In "Freakoutonomics," in the current issue of The New Republic, Jonathan Chait writes:
"Over the last quarter century, the portion of the national income accruing to the richest 1 percent of Americans has doubled. The share going to the richest one-tenth of 1 percent has tripled, and the share going to the richest one-hundredth of 1 percent has quadrupled."
This is serious, serious stuff and I recommend the entire article. Income inequality in this country has grown steadily in the past few years, and the rate of increase has skyrocketed recently. Chait points out that one of the ways we see this is in the economic dissatisfactions of the middle class: despite the fine performance of the economy on paper, those gains have gone to the most privileged in our country. Meanwhile, the poor have gotten poorer, and the middle class have gotten nowhere at all, and prices have done what prices do in a roaring economy -- they've gone up.
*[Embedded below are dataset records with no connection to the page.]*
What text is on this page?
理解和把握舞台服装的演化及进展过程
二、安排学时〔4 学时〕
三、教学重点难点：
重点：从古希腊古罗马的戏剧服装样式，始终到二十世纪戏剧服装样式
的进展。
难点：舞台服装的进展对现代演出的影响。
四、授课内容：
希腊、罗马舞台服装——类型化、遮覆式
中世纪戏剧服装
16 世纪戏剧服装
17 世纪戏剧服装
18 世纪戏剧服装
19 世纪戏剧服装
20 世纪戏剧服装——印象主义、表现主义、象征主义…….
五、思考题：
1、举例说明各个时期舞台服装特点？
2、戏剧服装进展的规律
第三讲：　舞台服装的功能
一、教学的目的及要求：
Another item I recommend: Sophia Coppola's Marie Antoinette. It's an interesting view of the woman and the time: the ferment in the streets of Paris is visible only on the margins, an occasional downbeat reference almost lost in the sybaritic consumption, opulence, and sheer silliness of Versailles. The opening scene says it all in shorthand: a servant tends to Marie's toes while she languorously drags a finger through the icing on a cake.
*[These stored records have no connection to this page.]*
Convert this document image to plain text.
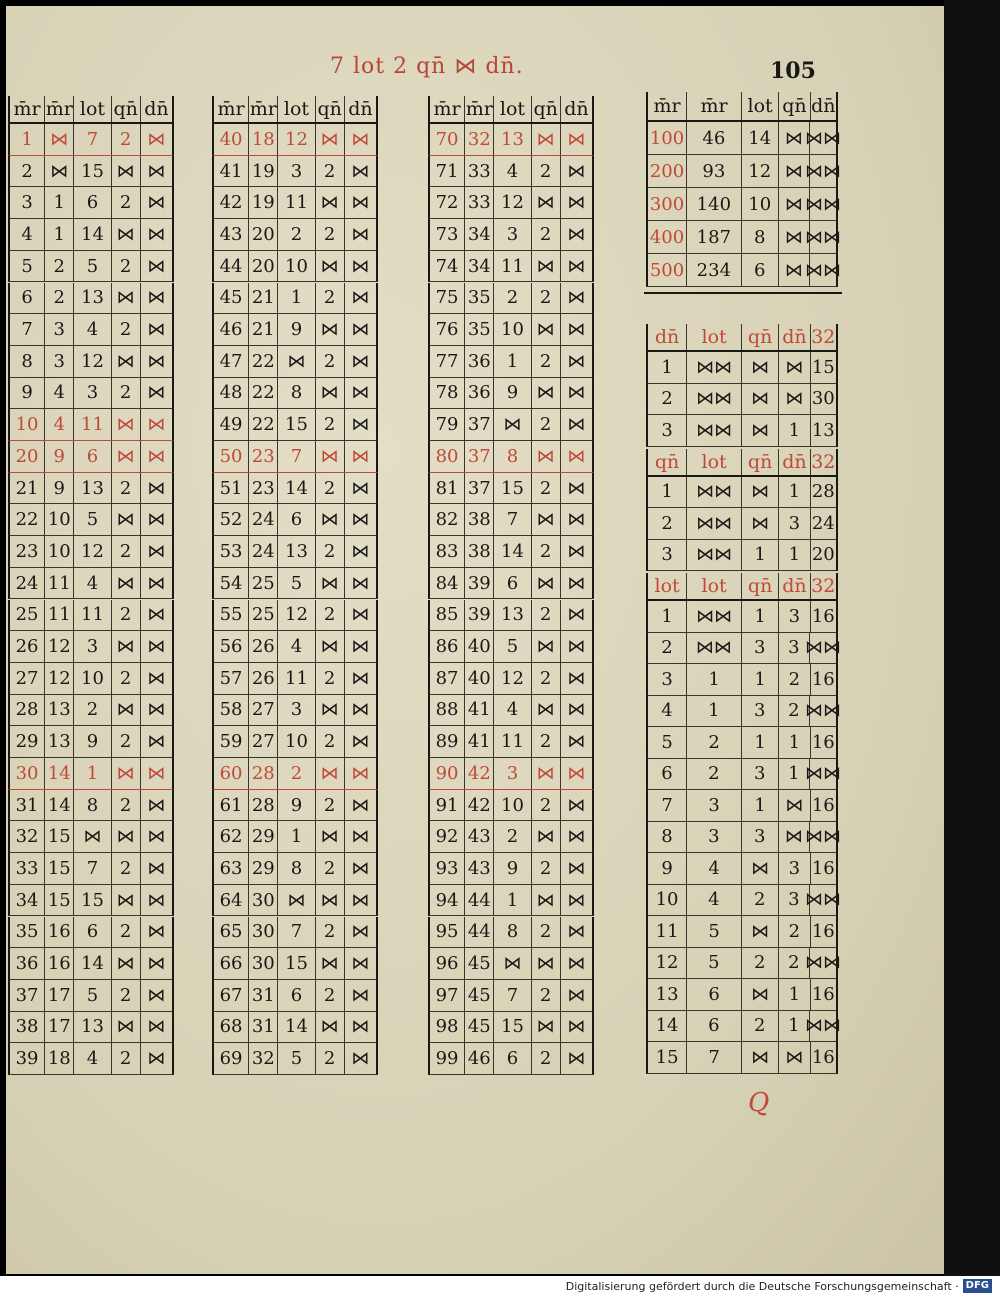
7 lot 2 qn̄ ⋈ dn̄.	105
m̄r m̄r lot qn̄ dn̄
1 ⋈	7	2 ⋈
2 ⋈ 15 ⋈ ⋈
3	1	6	2 ⋈
4	1 14 ⋈ ⋈
5	2	5	2 ⋈
6	2 13 ⋈ ⋈
7	3	4	2 ⋈
8	3 12 ⋈ ⋈
9	4	3	2 ⋈
10 4 11 ⋈ ⋈
20 9	6	⋈ ⋈
21 9 13 2 ⋈
22 10 5	⋈ ⋈
23 10 12 2 ⋈
24 11 4	⋈ ⋈
25 11 11 2 ⋈
26 12 3	⋈ ⋈
27 12 10 2 ⋈
28 13 2	⋈ ⋈
29 13 9	2 ⋈
30 14 1	⋈ ⋈
31 14 8	2 ⋈
32 15 ⋈ ⋈ ⋈
33 15 7	2 ⋈
34 15 15 ⋈ ⋈
35 16 6	2 ⋈
36 16 14 ⋈ ⋈
37 17 5	2 ⋈
38 17 13 ⋈ ⋈
39 18 4	2 ⋈
m̄r m̄r lot qn̄ dn̄
40 18 12 ⋈ ⋈
41 19 3	2 ⋈
42 19 11 ⋈ ⋈
43 20 2	2 ⋈
44 20 10 ⋈ ⋈
45 21 1	2 ⋈
46 21 9	⋈ ⋈
47 22 ⋈	2 ⋈
48 22 8	⋈ ⋈
49 22 15 2 ⋈
50 23 7	⋈ ⋈
51 23 14 2 ⋈
52 24 6	⋈ ⋈
53 24 13 2 ⋈
54 25 5	⋈ ⋈
55 25 12 2 ⋈
56 26 4	⋈ ⋈
57 26 11 2 ⋈
58 27 3	⋈ ⋈
59 27 10 2 ⋈
60 28 2	⋈ ⋈
61 28 9	2 ⋈
62 29 1	⋈ ⋈
63 29 8	2 ⋈
64 30 ⋈ ⋈ ⋈
65 30 7	2 ⋈
66 30 15 ⋈ ⋈
67 31 6	2 ⋈
68 31 14 ⋈ ⋈
69 32 5	2 ⋈
m̄r m̄r lot qn̄ dn̄
70 32 13 ⋈ ⋈
71 33 4	2 ⋈
72 33 12 ⋈ ⋈
73 34 3	2 ⋈
74 34 11 ⋈ ⋈
75 35 2	2 ⋈
76 35 10 ⋈ ⋈
77 36 1	2 ⋈
78 36 9	⋈ ⋈
79 37 ⋈	2 ⋈
80 37 8	⋈ ⋈
81 37 15 2 ⋈
82 38 7	⋈ ⋈
83 38 14 2 ⋈
84 39 6	⋈ ⋈
85 39 13 2 ⋈
86 40 5	⋈ ⋈
87 40 12 2 ⋈
88 41 4	⋈ ⋈
89 41 11 2 ⋈
90 42 3	⋈ ⋈
91 42 10 2 ⋈
92 43 2	⋈ ⋈
93 43 9	2 ⋈
94 44 1	⋈ ⋈
95 44 8	2 ⋈
96 45 ⋈ ⋈ ⋈
97 45 7	2 ⋈
98 45 15 ⋈ ⋈
99 46 6	2 ⋈
m̄r	m̄r	lot qn̄ dn̄
100	46	14 ⋈ ⋈⋈
200	93	12 ⋈ ⋈⋈
300 140 10 ⋈ ⋈⋈
400 187	8	⋈ ⋈⋈
500 234	6	⋈ ⋈⋈
dn̄	lot	qn̄ dn̄ 32
1	⋈⋈	⋈ ⋈ 15
2	⋈⋈	⋈ ⋈ 30
3	⋈⋈	⋈	1 13
qn̄	lot	qn̄ dn̄ 32
1	⋈⋈	⋈	1 28
2	⋈⋈	⋈	3 24
3	⋈⋈	1	1 20
lot	lot	qn̄ dn̄ 32
1	⋈⋈	1	3 16
2	⋈⋈	3	3 ⋈⋈
3	1	1	2 16
4	1	3	2 ⋈⋈
5	2	1	1 16
6	2	3	1 ⋈⋈
7	3	1	⋈ 16
8	3	3	⋈ ⋈⋈
9	4	⋈	3 16
10	4	2	3 ⋈⋈
11	5	⋈	2 16
12	5	2	2 ⋈⋈
13	6	⋈	1 16
14	6	2	1 ⋈⋈
15	7	⋈ ⋈ 16
Q
Digitalisierung gefördert durch die Deutsche Forschungsgemeinschaft · DFG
Marie knows that she is a woman whose primary function is as a symbol and a womb: she is there to cement a bit of realpolitik and to bear heirs for the Bourbons. In the meantime, she is free to enjoy herself within the rules of the Versailles court, which means that the only part of her that enjoys much freedom is her purse. Goodies insue, until the revolution comes and the party is over. The movie ends then, allowing the viewer to contemplate the situation without the distractions of the prison and the guillotine.
I've seen some interviews in which Coppola says that she was interested in the idea of the teen monarchs, able to do as they like. Maybe so, but the movie also stands for me as a warning to those of us who enjoy prosperity in days that are not prosperous for everyone.
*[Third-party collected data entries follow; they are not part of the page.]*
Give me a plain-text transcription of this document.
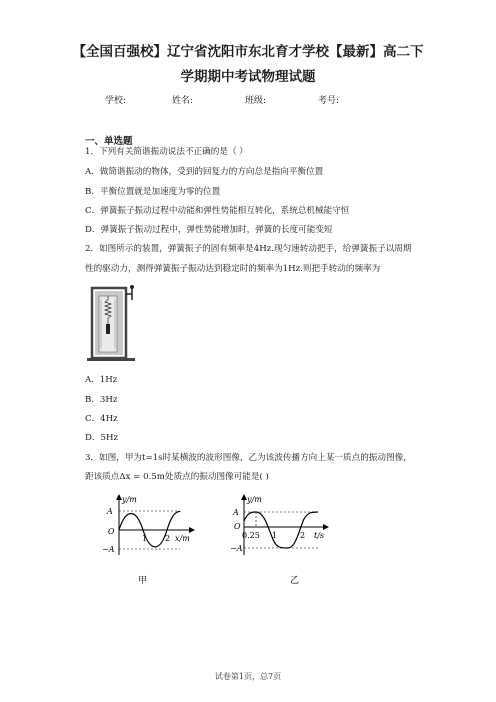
【全国百强校】辽宁省沈阳市东北育才学校【最新】高二下
学期期中考试物理试题
学校:	姓名:	班级:	考号:
一、单选题
1．下列有关简谐振动说法不正确的是（ ）
A．做简谐振动的物体，受到的回复力的方向总是指向平衡位置
B．平衡位置就是加速度为零的位置
C．弹簧振子振动过程中动能和弹性势能相互转化，系统总机械能守恒
D．弹簧振子振动过程中，弹性势能增加时，弹簧的长度可能变短
2．如图所示的装置，弹簧振子的固有频率是4Hz.现匀速转动把手，给弹簧振子以周期
性的驱动力，测得弹簧振子振动达到稳定时的频率为1Hz.则把手转动的频率为
A．1Hz
B．3Hz
C．4Hz
D．5Hz
3．如图，甲为t=1s时某横波的波形图像，乙为该波传播方向上某一质点的振动图像，
距该质点Δx = 0.5m处质点的振动图像可能是( )
y/m
A
O
−A
1 2 x/m
甲
y/m
A
O
−A
0.25 1	2 t/s
乙
试卷第1页，总7页
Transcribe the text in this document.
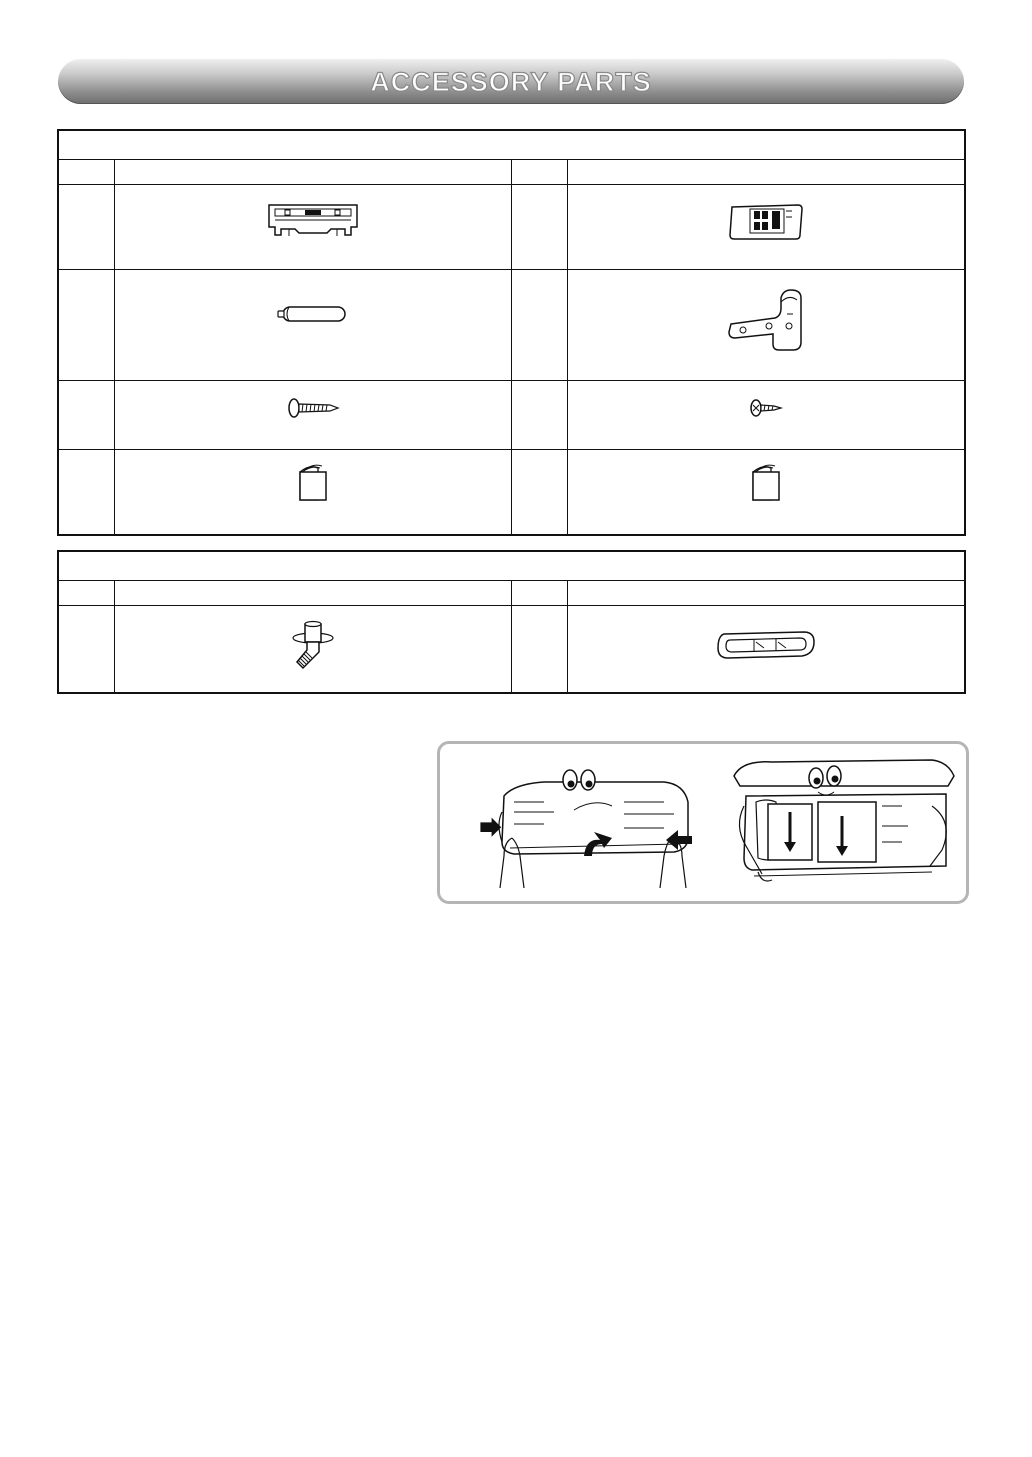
ACCESSORY PARTS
Marie Antoinette never said, "Let them eat cake." The movie and several other accounts portray her as a nice party girl who did the charitable things expected of her, and who shopped and consumed for fun. She loved her family, was a good mother, and was not much sillier than anyone else around her. A generation earlier, we might not remember her at all. We remember her and her luckless family because they didn't realize that privileges can be revoked until it was too late.
In a country where "the share going to the richest one-hundredth of 1 percent has quadrupled," we cannot afford to be so blinkered. Wake up, America: get your fingers out of the cake -- smell the republic burning.